Tips for Setting up a Vertical Wall Garden
If you have a small back yard, you can be torn about its landscaping. Do you create more outdoor living areas, or do you plant a vegetable and herb garden to make fresh produce for your kitchen? One way to resolve this dilemma is to go upwards and establish a wall garden. That way, you can reserve the horizontal ground for beautiful hardscape features such as a travertine paved patio. Here are some tips on setting up your vertical garden.
What Type of Structure
First, you need to consider what type of wall garden to build and how it will hold the plants. You could mount rows of pots in some way across the wall. By thinking creatively, you might come up with novel container ideas. For example, do you have old guttering or other objects which could be repurposed? Alternatively, you could hang a felt-pocket arrangement in which the plants nestle. A trellis mounted to the wall provides another traditional and attractive possibility, along which you can train climbing fruit and vegetable varieties.
Before selecting your seeds and plants, consider the amount of sunlight the wall receives. Is it bathed in hours of the hot afternoon sun, or does it receive barely any? Additionally, different parts of the wall might experience more and less sunshine. To establish this, you'll probably need to wander outside to check on the sun's path at various times of the day. After working this out, select plants that will thrive in those conditions. Some herbs, for example, can flourish with less sun than many vegetables.
Plant Your Garden
Your plant choices not only depend on sunshine but on the structure you've set up. For a trellis, consider climbing plants such as passionfruit, berries, or grapes. For a pot array, you'll have different suitable plants to consider. You can make your vertical garden simple, with just a few handy herbs, or plant a variety of tasty and always-fresh vegetables and fruits for your table.

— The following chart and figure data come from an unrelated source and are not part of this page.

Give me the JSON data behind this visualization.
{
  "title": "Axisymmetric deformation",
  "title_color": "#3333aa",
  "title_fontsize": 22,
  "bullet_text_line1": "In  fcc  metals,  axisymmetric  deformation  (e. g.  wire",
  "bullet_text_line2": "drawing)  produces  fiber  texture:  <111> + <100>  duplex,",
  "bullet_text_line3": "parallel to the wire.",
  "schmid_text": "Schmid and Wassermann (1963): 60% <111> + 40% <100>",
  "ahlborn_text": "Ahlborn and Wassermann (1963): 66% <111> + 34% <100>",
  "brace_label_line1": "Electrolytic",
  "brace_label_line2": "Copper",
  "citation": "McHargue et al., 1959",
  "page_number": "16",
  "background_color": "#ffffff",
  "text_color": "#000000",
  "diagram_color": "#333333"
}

Don't forget about the water needs of your garden as well. If you're not able to reach the top containers, you might need to install an irrigation system consisting of a drip-feed tube, draped along the top. The water will seep downwards through the entire garden. As the top areas will tend to be drier than the bottom areas, select your plants wisely so that they'll enjoy their particular conditions, depending on their vertical position within the structure.